When a female mason wasp feels threatened, she jabs her stinger at an attacker, injecting it with a potent venom so she can make her escape. Male wasps lack this defense, because stingers evolved from a female egg-laying organ called an ovipositor.
But male wasps of certain species have a pair of sharp spikes on their genitalia that researchers suspected may be used to ward off predators.
Now, in a new study published Monday in Current Biology, scientists at Kobe University in Japan tested this hypothesis with male mason wasps. They placed each insect in an enclosure with a frog and filmed their interactions. The researchers found that when frogs tried to gobble up the male insects, the wasps stabbed at them with their spines in a similar way to how females would sting.
“We showed that male genitalia function as an antipredator defense,” Shinji Sugiura, an ecologist and co-author of the new paper, tells the New York Times’ Sofia Quaglia in an email. “I was very excited to know that male wasps as well as female ones are able to ‘sting,’ because I had believed that male wasps never counterattack.”
However, these counterattacks weren’t always successful: All 17 tree frogs opened their mouths in an attempt to swallow their prey, and about 65 percent of them managed to devour the wasps, despite the pseudo-stings. Still, 35.3 percent of the tree frogs gave up, allowing the wasps to escape their doom.
In comparison, female wasps were much more likely to get away, achieving an 87.5 percent survival rate.
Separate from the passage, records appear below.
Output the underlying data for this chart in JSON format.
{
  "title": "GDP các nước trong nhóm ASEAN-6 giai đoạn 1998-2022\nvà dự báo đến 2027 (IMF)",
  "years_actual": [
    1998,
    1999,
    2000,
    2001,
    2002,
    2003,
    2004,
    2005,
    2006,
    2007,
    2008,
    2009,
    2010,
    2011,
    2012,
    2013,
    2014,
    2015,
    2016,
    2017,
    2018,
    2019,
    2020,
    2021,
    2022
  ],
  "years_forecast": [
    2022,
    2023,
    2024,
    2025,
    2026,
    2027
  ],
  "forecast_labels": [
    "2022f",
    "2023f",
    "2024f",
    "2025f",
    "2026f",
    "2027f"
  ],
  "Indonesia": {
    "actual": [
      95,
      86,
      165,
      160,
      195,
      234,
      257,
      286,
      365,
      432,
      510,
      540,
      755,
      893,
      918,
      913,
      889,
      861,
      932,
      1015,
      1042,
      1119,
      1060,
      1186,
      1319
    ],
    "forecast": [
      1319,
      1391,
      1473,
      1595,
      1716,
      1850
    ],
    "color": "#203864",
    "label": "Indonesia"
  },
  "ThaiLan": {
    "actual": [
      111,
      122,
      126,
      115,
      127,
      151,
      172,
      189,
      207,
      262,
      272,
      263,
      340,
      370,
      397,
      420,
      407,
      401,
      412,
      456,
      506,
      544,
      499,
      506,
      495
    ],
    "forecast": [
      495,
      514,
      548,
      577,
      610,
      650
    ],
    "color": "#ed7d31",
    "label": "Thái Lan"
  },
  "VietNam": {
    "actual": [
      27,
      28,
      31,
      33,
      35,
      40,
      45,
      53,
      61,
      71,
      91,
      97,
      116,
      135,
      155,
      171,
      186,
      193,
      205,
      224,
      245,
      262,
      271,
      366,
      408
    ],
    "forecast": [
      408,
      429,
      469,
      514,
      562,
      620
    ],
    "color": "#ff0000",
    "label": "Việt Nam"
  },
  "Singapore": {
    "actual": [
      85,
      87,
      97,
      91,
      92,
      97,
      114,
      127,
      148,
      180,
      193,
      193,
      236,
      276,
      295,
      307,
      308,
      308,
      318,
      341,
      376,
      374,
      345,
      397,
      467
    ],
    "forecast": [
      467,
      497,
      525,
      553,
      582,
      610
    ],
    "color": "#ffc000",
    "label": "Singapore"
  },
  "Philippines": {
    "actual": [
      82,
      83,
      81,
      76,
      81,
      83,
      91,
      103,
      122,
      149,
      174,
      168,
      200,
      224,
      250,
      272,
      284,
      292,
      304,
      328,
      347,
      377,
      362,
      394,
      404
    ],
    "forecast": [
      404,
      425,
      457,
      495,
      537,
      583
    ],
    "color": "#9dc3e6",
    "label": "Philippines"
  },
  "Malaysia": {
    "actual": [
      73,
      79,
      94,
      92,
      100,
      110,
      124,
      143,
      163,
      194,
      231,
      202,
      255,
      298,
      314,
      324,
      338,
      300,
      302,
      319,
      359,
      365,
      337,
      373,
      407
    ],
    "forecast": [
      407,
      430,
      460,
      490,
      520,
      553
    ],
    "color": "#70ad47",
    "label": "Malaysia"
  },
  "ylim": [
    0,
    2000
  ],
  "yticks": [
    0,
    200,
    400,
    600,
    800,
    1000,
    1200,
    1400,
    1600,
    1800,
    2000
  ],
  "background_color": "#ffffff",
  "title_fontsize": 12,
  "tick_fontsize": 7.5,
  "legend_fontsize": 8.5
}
Researchers also experimented with male wasps that had their genitals removed. While the genital-less wasps tried to bite their tree frog assailants, all 17 were devoured. “Therefore, genital spines of male genitalia appear to play a role in preventing tree frogs from swallowing male wasps,” the researchers write in the study.
Justin O. Schmidt, a scientist at the University of Arizona and author of The Sting of the Wild, tells the Times the new research confirms what scientists have experienced with mason wasps in the field—that the males try to sting. Male wasps evolved to act like females to appear more intimidating to predators.
“Of course, he can’t sting, but he’s trying to fake you out … so you look at it and say, ‘Oh, wow, this is a female, bad news,’” Schmidt, who was not involved in the study, tells the Times. “I think it’s a form of startle as much as an absolute defense.”
The team also looked at the insects’ interactions with a species of pond frog. All frogs of this species successfully attacked and ate the mason wasps, regardless of whether they were male or female. “Pond frogs may have a high sting tolerance,” Sugiura tells Live Science’s Nicoletta Lanese in an email. “A previous study reported that a pond frog could eat even a venomous hornet.”
The researchers say in a statement that the males’ spines are likely used for defense in several wasp species. However, few studies have examined this role of male genitalia.
“I think we’re going to see more cases like that,” Akito Y. Kawahara, an insect curator at the Florida Museum of Natural History who was not involved in the study, tells the Times. “It’s just the beginning.”